Le immagini hanno per Warburg la loro fonte primaria nel corpo umano e non deve quindi sorprendere se anche in culture molto distanti sono individuabili topoi iconici simili. Questo è il secondo aspetto – la ricorsività, nella differenza dei contesti culturali, di medesime immagini – che è messo acutamente in luce nella raccolta. Benedetta Cestelli Guidi (L’antico in bianco e nero: il progetto di allestimento della Gipsoteca di Amburgo) sottolinea come la tendenza di Warburg a mettere in primo piano l’immagine e non la comprensione aprioristica delle presunte categorie estetiche di una certa cultura abbia costituito il filo conduttore seguito nell’allestimento della Gipsoteca di Amburgo. Analizzando la disposizione dei gessi dell’antichità si osserva infatti che «Warburg orienta l’esposizione su una visione emotivamente tesa, patetica, piena di impulsi vibranti» (ivi, p. 58) e pertanto l’antichità non è più vista a partire dal «culto della nudità che era stato determinante nella scelta dei lavori assurti a canone durante il Settecento» (Ibid.).

Il Pathosformeln – la comprensione dell’elemento patico insito nell’immagine – costituisce il leitmotiv del percorso warburghiano sia sul piano teorico sia su quello operativo. Tale approccio presenta una forte valenza epistemologica che conserva intatta la sua attualità. Il saggio di Gioacchino Chiarini (Orfeo con lo specchio: ermetismo e alchimia del secondo Quattrocento) prende infatti spunto in modo originale dal metodo di Warburg per descrivere la traiettoria dell’immagine di “Orfeo con lo specchio” nella Siena del secondo Quattrocento.

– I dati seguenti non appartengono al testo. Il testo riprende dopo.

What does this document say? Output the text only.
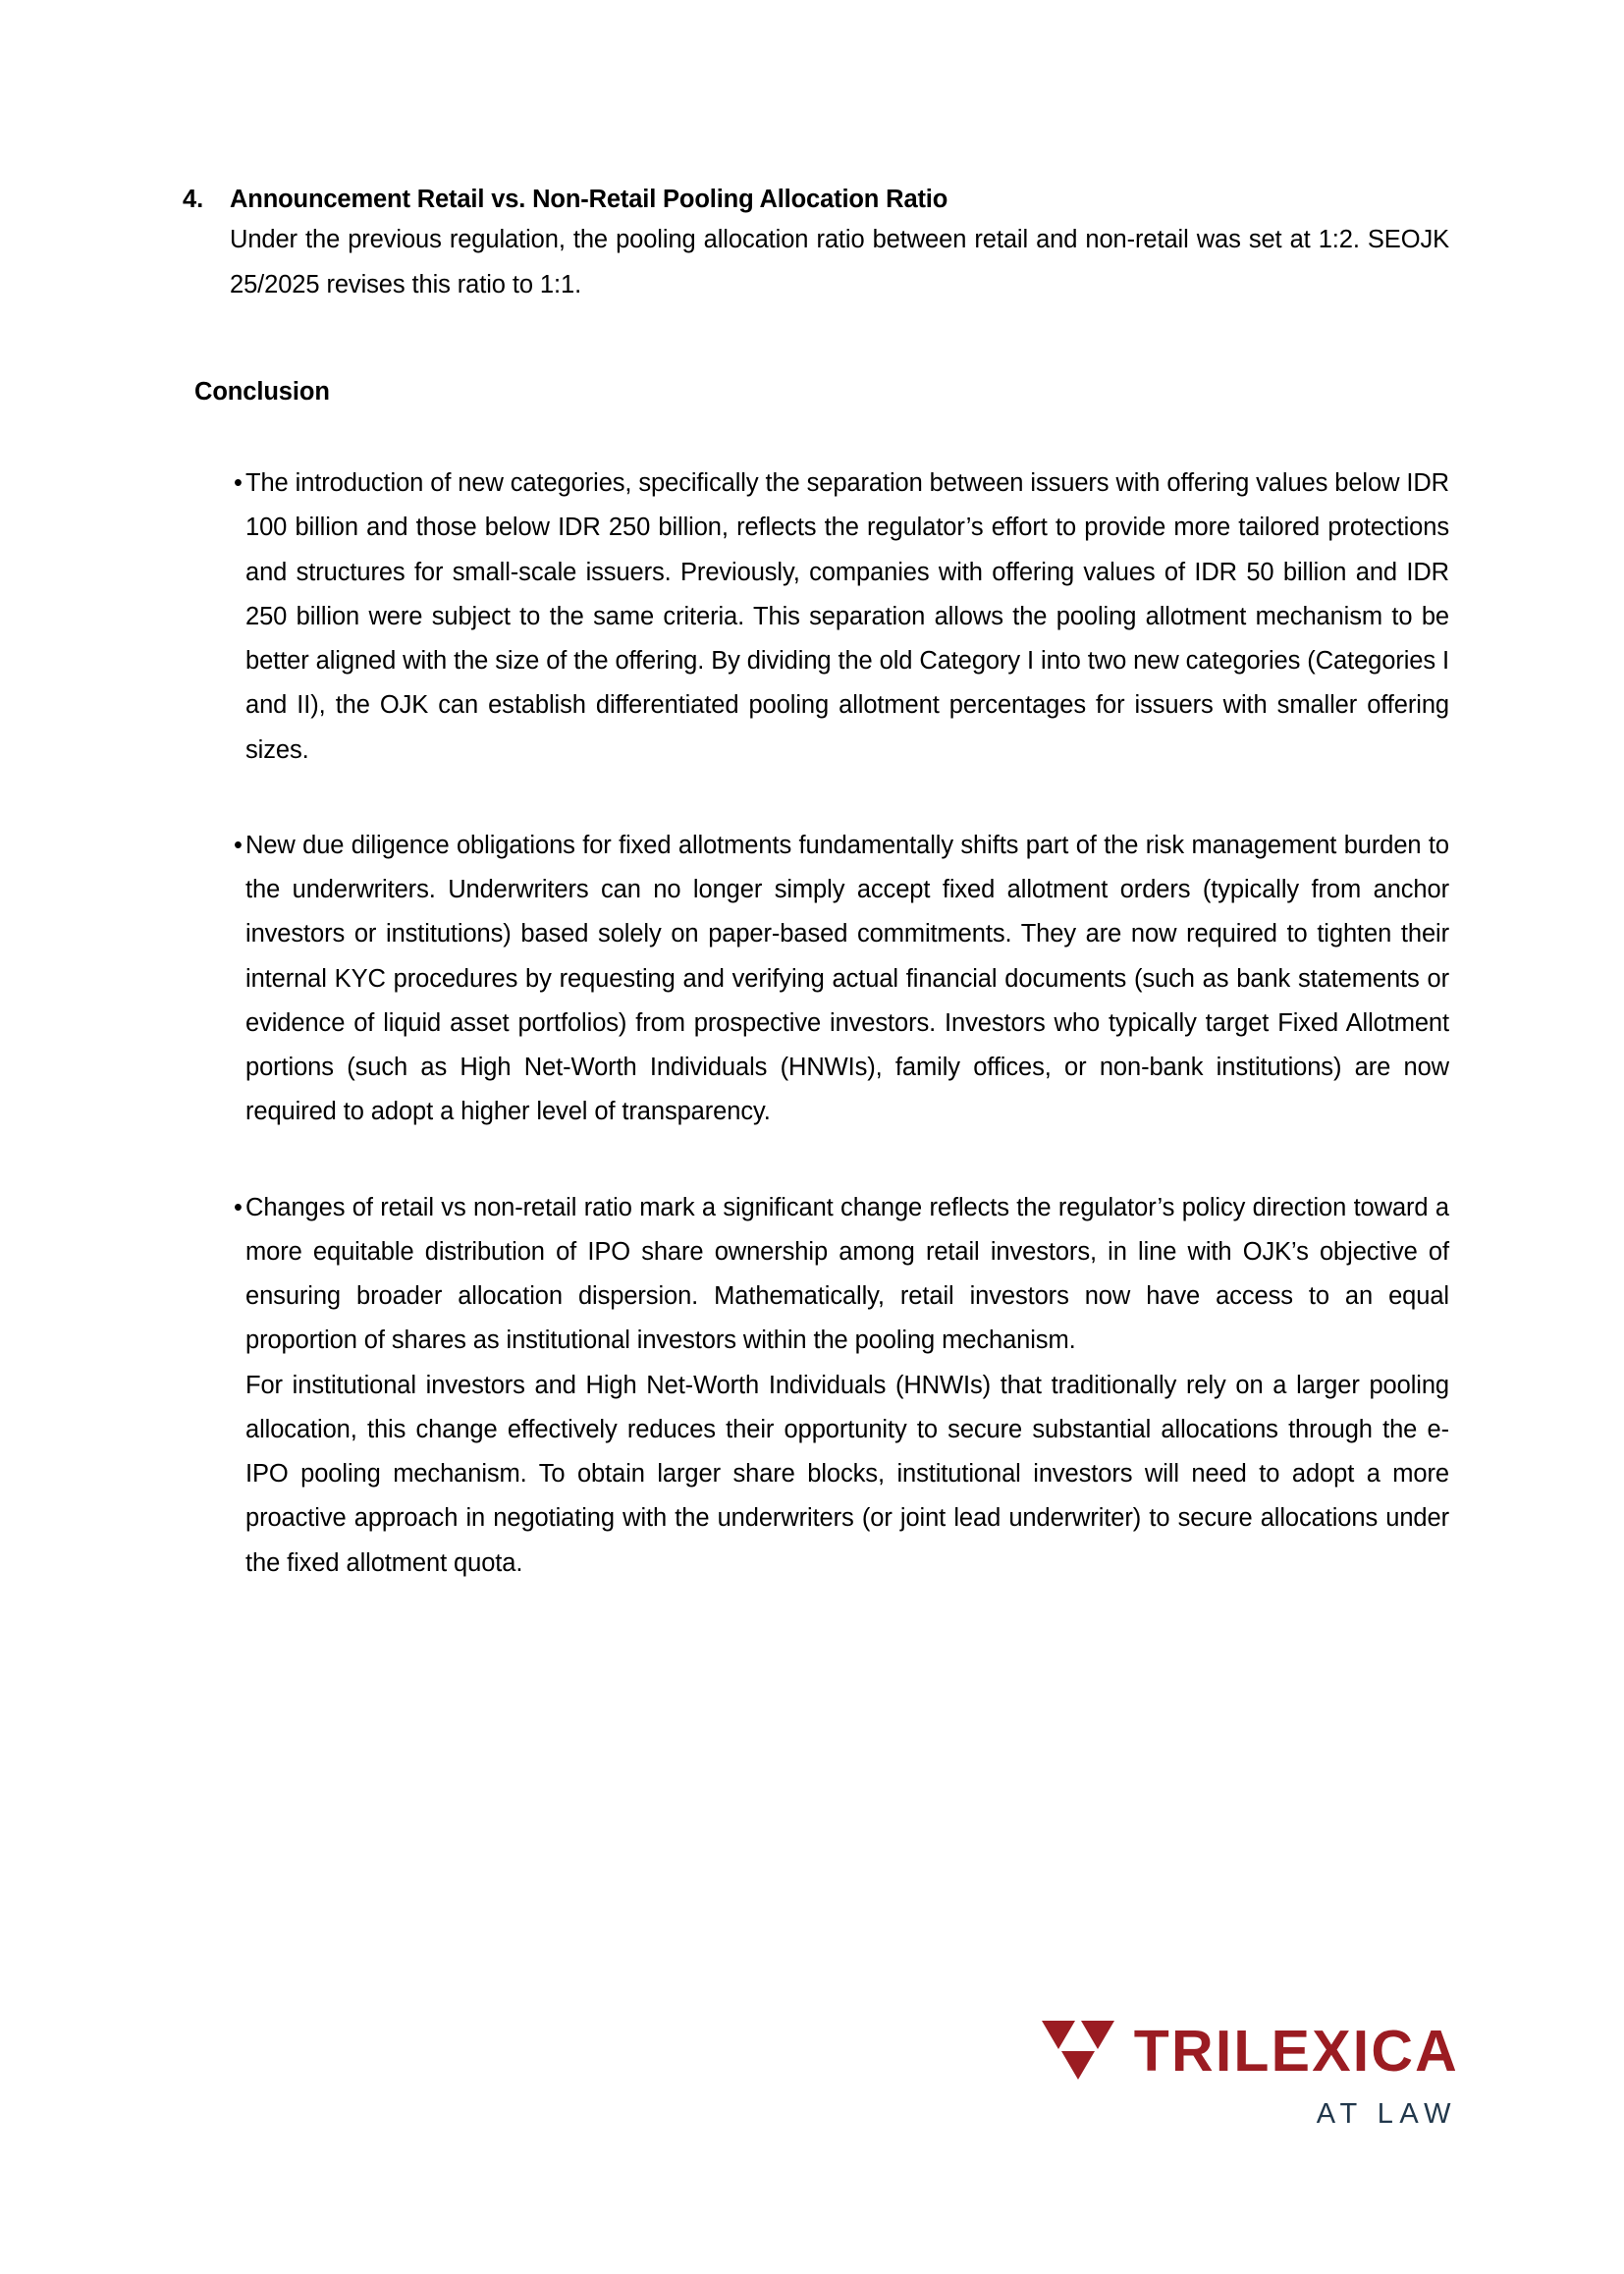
4.	Announcement Retail vs. Non-Retail Pooling Allocation Ratio

Under the previous regulation, the pooling allocation ratio between retail and non-retail was set at 1:2. SEOJK 25/2025 revises this ratio to 1:1.

Conclusion
• The introduction of new categories, specifically the separation between issuers with offering values below IDR 100 billion and those below IDR 250 billion, reflects the regulator’s effort to provide more tailored protections and structures for small-scale issuers. Previously, companies with offering values of IDR 50 billion and IDR 250 billion were subject to the same criteria. This separation allows the pooling allotment mechanism to be better aligned with the size of the offering. By dividing the old Category I into two new categories (Categories I and II), the OJK can establish differentiated pooling allotment percentages for issuers with smaller offering sizes.

• New due diligence obligations for fixed allotments fundamentally shifts part of the risk management burden to the underwriters. Underwriters can no longer simply accept fixed allotment orders (typically from anchor investors or institutions) based solely on paper-based commitments. They are now required to tighten their internal KYC procedures by requesting and verifying actual financial documents (such as bank statements or evidence of liquid asset portfolios) from prospective investors. Investors who typically target Fixed Allotment portions (such as High Net-Worth Individuals (HNWIs), family offices, or non-bank institutions) are now required to adopt a higher level of transparency.

• Changes of retail vs non-retail ratio mark a significant change reflects the regulator’s policy direction toward a more equitable distribution of IPO share ownership among retail investors, in line with OJK’s objective of ensuring broader allocation dispersion. Mathematically, retail investors now have access to an equal proportion of shares as institutional investors within the pooling mechanism.

For institutional investors and High Net-Worth Individuals (HNWIs) that traditionally rely on a larger pooling allocation, this change effectively reduces their opportunity to secure substantial allocations through the e-IPO pooling mechanism. To obtain larger share blocks, institutional investors will need to adopt a more proactive approach in negotiating with the underwriters (or joint lead underwriter) to secure allocations under the fixed allotment quota.

TRILEXICA
AT LAW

Nei diversi affreschi il tema classico si carica di risonanze ermetiche e neoplatoniche, assumendo un significato bipolare. «Immerso nel mondo della materia (…) l’uomo non può accontentarsi di tenere sotto controllo e di dominare la natura in ogni suo aspetto (…), ma deve cercare di risalire a Dio guardando più a fondo in se stesso, ciò che è reso dall’immagine dello specchio: essendo fatto a immagine di Dio, attraverso la propria immagine egli può iniziare la strada che risale a quella di Dio, a Dio stesso» (ivi, p. 77). L’Orfeo rinascimentale non si limita a dominare la natura e gli animali (come quello classico), vuole anche ascendere a Dio attraverso un guardarsi che è ad un tempo riflessione e auto-riflessione.

Il dialogo con Warburg è arricchito inoltre dal confronto con le posizioni di Henri Focillon (Annamaria Ducci, Altri atlanti di immagini: Henri Foccilon e la vitalità delle forme). Malgrado i due diversi campi di interesse (l’arte medievale per Focillon, quella soprattutto rinascimentale per Warburg), sono molte le affinità tra i due studiosi. Entrambi ricorrono a metafore geologiche per descrivere la propria rappresentazione della storia culturale. Inoltre per Focillon «le immagini non sono puri sintomi di un periodo, ma funzionano da attivatori della coscienza storica; l’opera d’arte non è soltanto fattore di un processo culturale, ma essa stessa incide sulla storia in forme e modi che non sono sempre evidenti (…). Un punto questo che pare essere molto vicino a quanto affrontato da Warburg «psico-storico», allievo attento alle lezioni di Lamprecht e Usener che lo avviarono allo studio della psicologia storica e del mito» (ivi, p. 86).   

 A volte gli accostamenti di Warburg tra immagini e forme d’arte appartenenti a contesti culturali lontani o le ricostruzioni storiche di alcune opere d’arte (Elisabetta Villari, I saggi di Aby Warburg sugli arazzi come “veicoli mobili”) ci sembrano oggi degli azzardi. Tuttavia la crescita negli ultimi vent’anni degli studi dedicati a Warburg, nonché dei saggi che si ispirano al suo approccio storico-antropologico (Claudia Cieri Via, Postfazione. Aby Warburg e il Nachleben delle immagini) mostra come la lezione warburghiana non sia affatto superata.